Okonomiyaki translates roughly to “as you like it” but more literally as “your preference grilled”. Some people think of okonomiyaki as a Japanese pancake. There are similarities. However, in my opinion, okonomiyaki is so much more delicious as you can chose what to put in and it is savoury. It is a great recipe when you are catering to many different food likes and dislikes (ie. kids). You can add or remove any ingredient easily and without any additional effort. It is a weeknight favourite here. Super quick, super convenient and super yummy.

Okonomiyaki is a very versatile dish and its convenience lies in the fact you can put in whatever you have at hand. Grated carrot, zucchini, capsicum, prawns or anything else that takes your fancy. In Hiroshima it is traditional to have this pancake served with noodles. Everywhere in Japan has their own style of okonomiyaki, although Hiroshima style and Kansai style are the most popular. In Japan the okonomiyaki is cooked on a flat grill in front of you. You then serve it with a special spatula.

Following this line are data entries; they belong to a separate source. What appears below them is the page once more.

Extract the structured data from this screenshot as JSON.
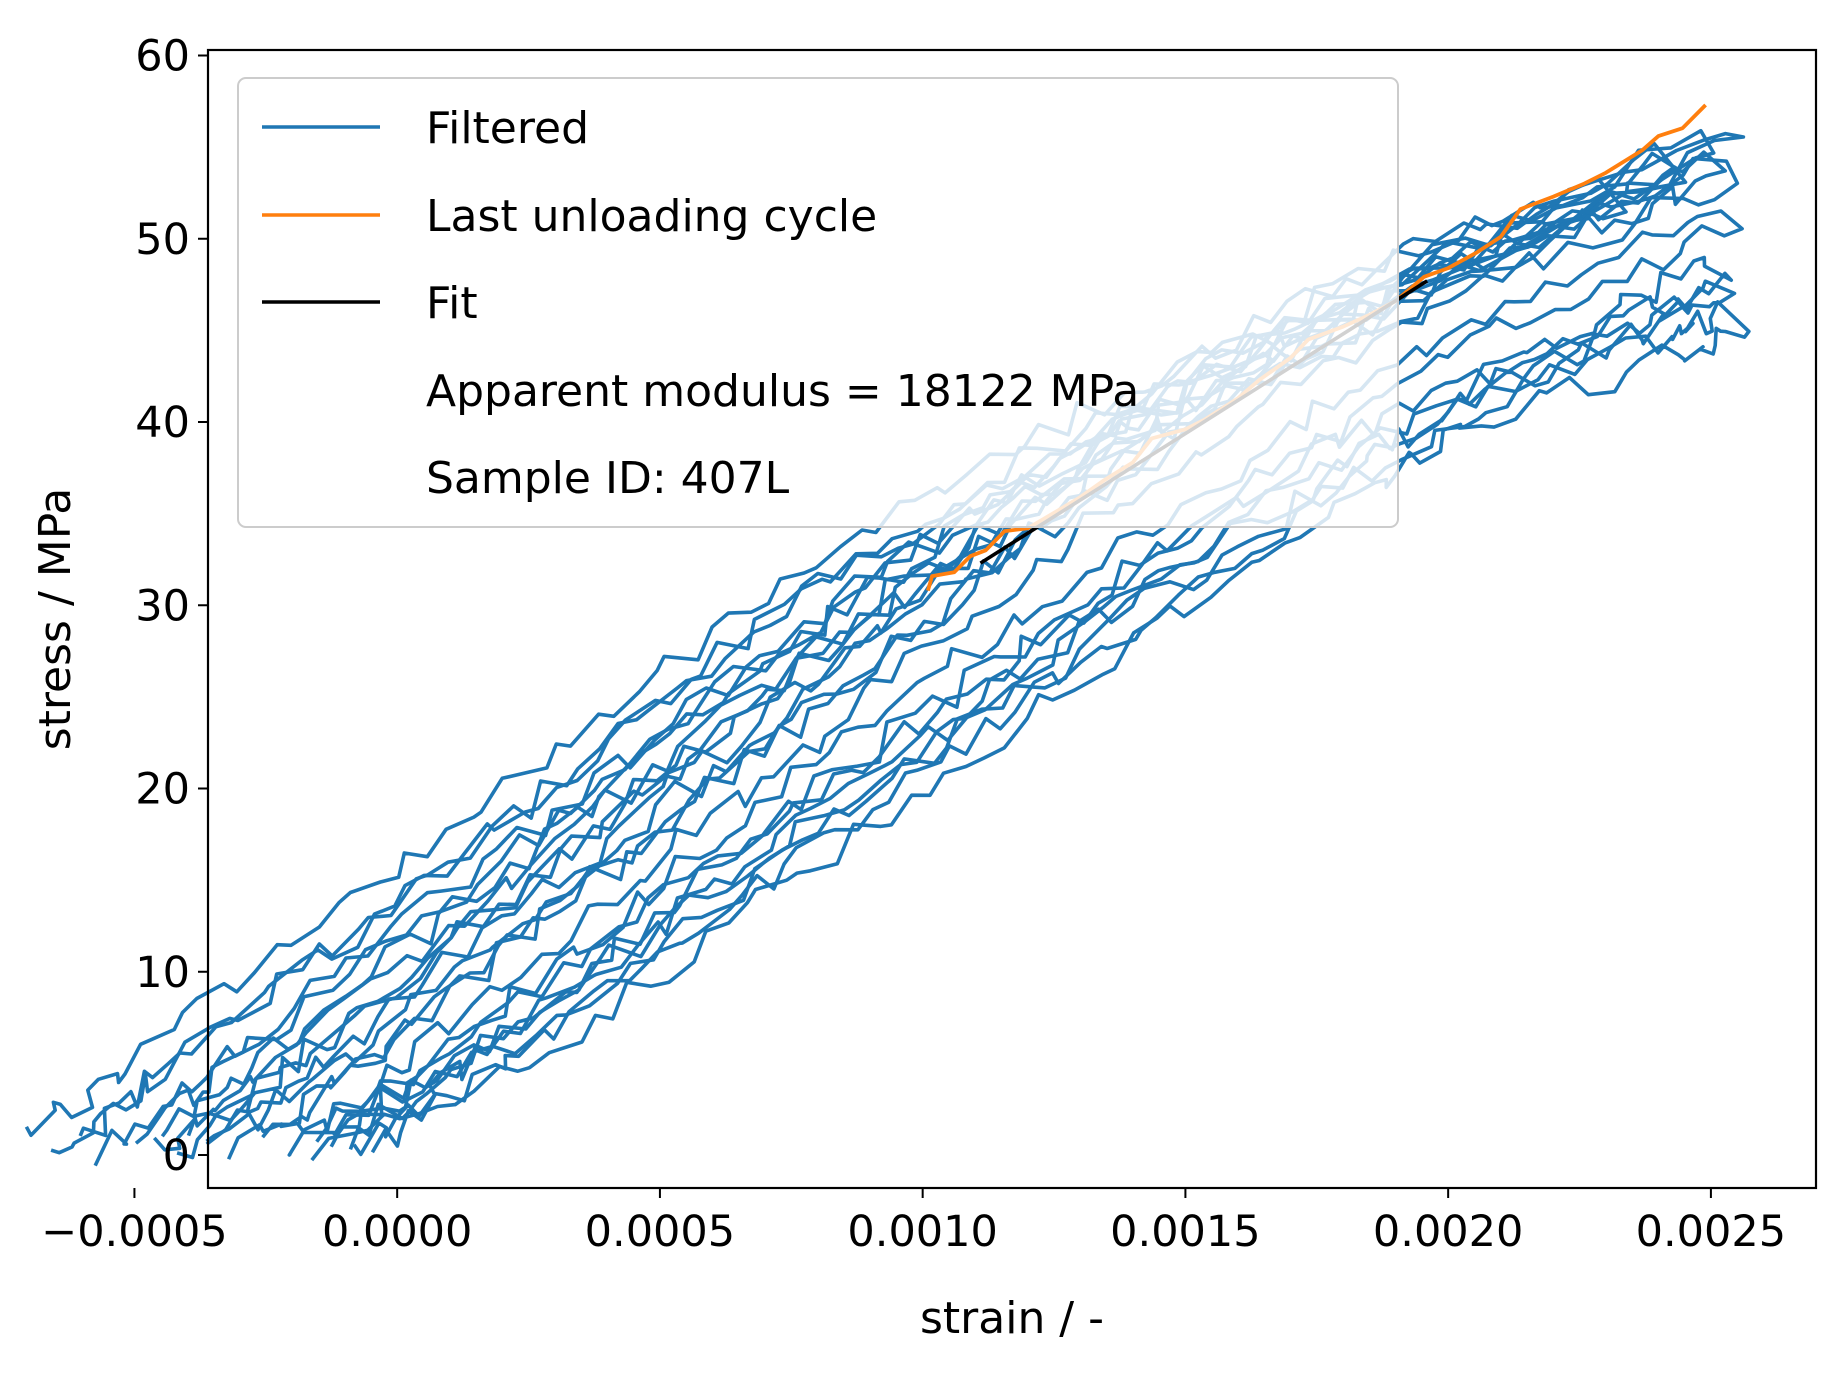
{
  "chart_data": {
    "type": "line",
    "xlabel": "strain / -",
    "ylabel": "stress / MPa",
    "xlim": [
      -0.00036,
      0.0027
    ],
    "ylim": [
      -1.8,
      60.3
    ],
    "xticks": [
      {
        "value": -0.0005,
        "label": "−0.0005"
      },
      {
        "value": 0.0,
        "label": "0.0000"
      },
      {
        "value": 0.0005,
        "label": "0.0005"
      },
      {
        "value": 0.001,
        "label": "0.0010"
      },
      {
        "value": 0.0015,
        "label": "0.0015"
      },
      {
        "value": 0.002,
        "label": "0.0020"
      },
      {
        "value": 0.0025,
        "label": "0.0025"
      }
    ],
    "yticks": [
      {
        "value": 0,
        "label": "0"
      },
      {
        "value": 10,
        "label": "10"
      },
      {
        "value": 20,
        "label": "20"
      },
      {
        "value": 30,
        "label": "30"
      },
      {
        "value": 40,
        "label": "40"
      },
      {
        "value": 50,
        "label": "50"
      },
      {
        "value": 60,
        "label": "60"
      }
    ],
    "grid": false,
    "legend_position": "top-left",
    "legend": {
      "entries": [
        {
          "label": "Filtered",
          "color": "#1f77b4"
        },
        {
          "label": "Last unloading cycle",
          "color": "#ff7f0e"
        },
        {
          "label": "Fit",
          "color": "#000000"
        }
      ],
      "notes": [
        "Apparent modulus = 18122 MPa",
        "Sample ID: 407L"
      ]
    },
    "series": [
      {
        "name": "Filtered",
        "color": "#1f77b4",
        "cycles": [
          {
            "x": [
              -0.0002,
              0.0002,
              0.0006,
              0.001,
              0.0014,
              0.0018,
              0.002,
              0.0024,
              0.00252
            ],
            "y": [
              1.0,
              5.5,
              13.5,
              21.5,
              29.5,
              37.0,
              40.5,
              44.5,
              45.8
            ]
          },
          {
            "x": [
              -0.00016,
              0.0001,
              0.0005,
              0.0009,
              0.0013,
              0.0017,
              0.002,
              0.0023,
              0.0025
            ],
            "y": [
              1.2,
              6.0,
              14.0,
              22.0,
              30.0,
              37.5,
              42.0,
              45.5,
              47.3
            ]
          },
          {
            "x": [
              -0.0001,
              0.0002,
              0.0006,
              0.001,
              0.0014,
              0.0018,
              0.0022,
              0.0025
            ],
            "y": [
              1.0,
              6.5,
              14.5,
              22.5,
              30.5,
              38.0,
              44.5,
              49.0
            ]
          },
          {
            "x": [
              -0.00012,
              0.0001,
              0.0005,
              0.0009,
              0.0013,
              0.0017,
              0.0021,
              0.00252
            ],
            "y": [
              1.0,
              6.0,
              14.8,
              23.5,
              31.5,
              39.5,
              46.5,
              51.8
            ]
          },
          {
            "x": [
              -0.00025,
              0.0,
              0.0004,
              0.0008,
              0.0012,
              0.0016,
              0.002,
              0.00252
            ],
            "y": [
              0.9,
              6.5,
              15.5,
              24.5,
              33.5,
              41.5,
              48.0,
              54.2
            ]
          },
          {
            "x": [
              -0.00035,
              -0.0001,
              0.0003,
              0.0007,
              0.0011,
              0.0015,
              0.0019,
              0.00252
            ],
            "y": [
              1.0,
              6.0,
              15.0,
              24.0,
              33.0,
              41.0,
              47.0,
              56.3
            ]
          },
          {
            "x": [
              -0.0004,
              -0.0001,
              0.0003,
              0.0007,
              0.0011,
              0.0014,
              0.0018,
              0.00248
            ],
            "y": [
              1.1,
              7.0,
              16.0,
              25.0,
              33.5,
              40.0,
              46.5,
              55.5
            ]
          },
          {
            "x": [
              -0.00045,
              -0.0002,
              0.0002,
              0.0006,
              0.001,
              0.0014,
              0.0018,
              0.0024
            ],
            "y": [
              1.0,
              6.5,
              15.5,
              24.5,
              33.0,
              40.5,
              47.0,
              54.5
            ]
          },
          {
            "x": [
              -0.0005,
              -0.0003,
              0.0001,
              0.0005,
              0.0009,
              0.0013,
              0.0017,
              0.0022,
              0.00248
            ],
            "y": [
              1.0,
              5.5,
              14.0,
              23.0,
              31.5,
              38.5,
              45.0,
              51.0,
              54.0
            ]
          },
          {
            "x": [
              -0.0006,
              -0.0004,
              0.0,
              0.0004,
              0.0008,
              0.0012,
              0.0016,
              0.002,
              0.0024
            ],
            "y": [
              1.0,
              5.5,
              14.0,
              22.5,
              31.0,
              38.0,
              44.5,
              50.0,
              54.0
            ]
          },
          {
            "x": [
              -0.0007,
              -0.0005,
              -0.0001,
              0.0003,
              0.0007,
              0.0011,
              0.0015,
              0.0019,
              0.0023
            ],
            "y": [
              1.1,
              5.0,
              13.5,
              22.0,
              30.5,
              37.5,
              43.5,
              49.0,
              53.0
            ]
          }
        ]
      },
      {
        "name": "Last unloading cycle",
        "color": "#ff7f0e",
        "x": [
          0.00101,
          0.00106,
          0.00112,
          0.0012,
          0.0013,
          0.0014,
          0.0015,
          0.0016,
          0.0017,
          0.0018,
          0.0019,
          0.002,
          0.0021,
          0.0022,
          0.0023,
          0.0024,
          0.00249
        ],
        "y": [
          30.8,
          31.8,
          33.0,
          34.2,
          35.9,
          37.8,
          39.6,
          41.3,
          43.5,
          45.2,
          46.6,
          48.4,
          50.1,
          52.3,
          53.6,
          55.6,
          57.3
        ]
      },
      {
        "name": "Fit",
        "color": "#000000",
        "x": [
          0.00111,
          0.00196
        ],
        "y": [
          32.3,
          47.7
        ]
      }
    ]
  }
}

  • 2 cups flour (traditionally potato flour, I use white spelt)
  • 2 cups water
  • 1 teaspoon soy sauce


  • 1/4 red cabbage
  • 1/4 green cabbage
  • 4 spring onions
  • 200g enoki mushrooms
  • streaky bacon (optional)
  • 4 eggs
  • rice bran oil (for frying)
  • beni shoga (red pickled ginger strips)


  • okonimyaki sauce
  • Kewpie mayo
  • katsuobushi (bonito-smoked, dried tuna flakes)
  • shredded nori
  • spring onion
  • a little more beni shoga


  • To make the batter, whisk the flour, water and soy until smooth and set aside.
  • Set out four small bowls.
  • Finely shred the cabbage and divide evenly between the bowls.
  • Finely chop the spring onion. Divide most of it between the four bowls and reserve the rest for topping.
  • Cut the bottom of the enoki mushrooms and tear them into small pieces. Divide the into the bowls.
  • Place around a teaspoon of beni shoga into each bowl.
  • Crack an egg into each bowl and mix egg through the other ingredients.
  • Divide the batter evenly between the bowls and mix really well.
  • Place a frypan over a medium heat, brush with some rice bran oil and lay two rashers of bacon in the pan.
  • Pour the contents of one bowl into the frypan and make sure the ingredients and batter are evenly distributed right to the edges of the pan. Place the lid on the frypan. This will make one okonomiyaki.
  • Cook for around 5 minutes until the batter is no longer runny and the bottom is browned. Place a dinner plate face down on top of the okonomiyaki and hold it firmly with one hand. Use your other hand to turn the frypan upside down. Take the frypan off the top and place it back on the heat. Slide the okonomiyaki back in to cook the other side.
  • Slide the first pancake off the pan and keep warm on a tray in a low oven while you finish cooking the other serves.
  • When all the pancakes are ready. Place them on plates and top with okonimaki sauce and Kewpie mayo, both zigzagged across the top of the pancake. Add the kutsuobushi, the beni shoga and the remaining spring onions. Sprinkle with a light dusting of dried nori flakes.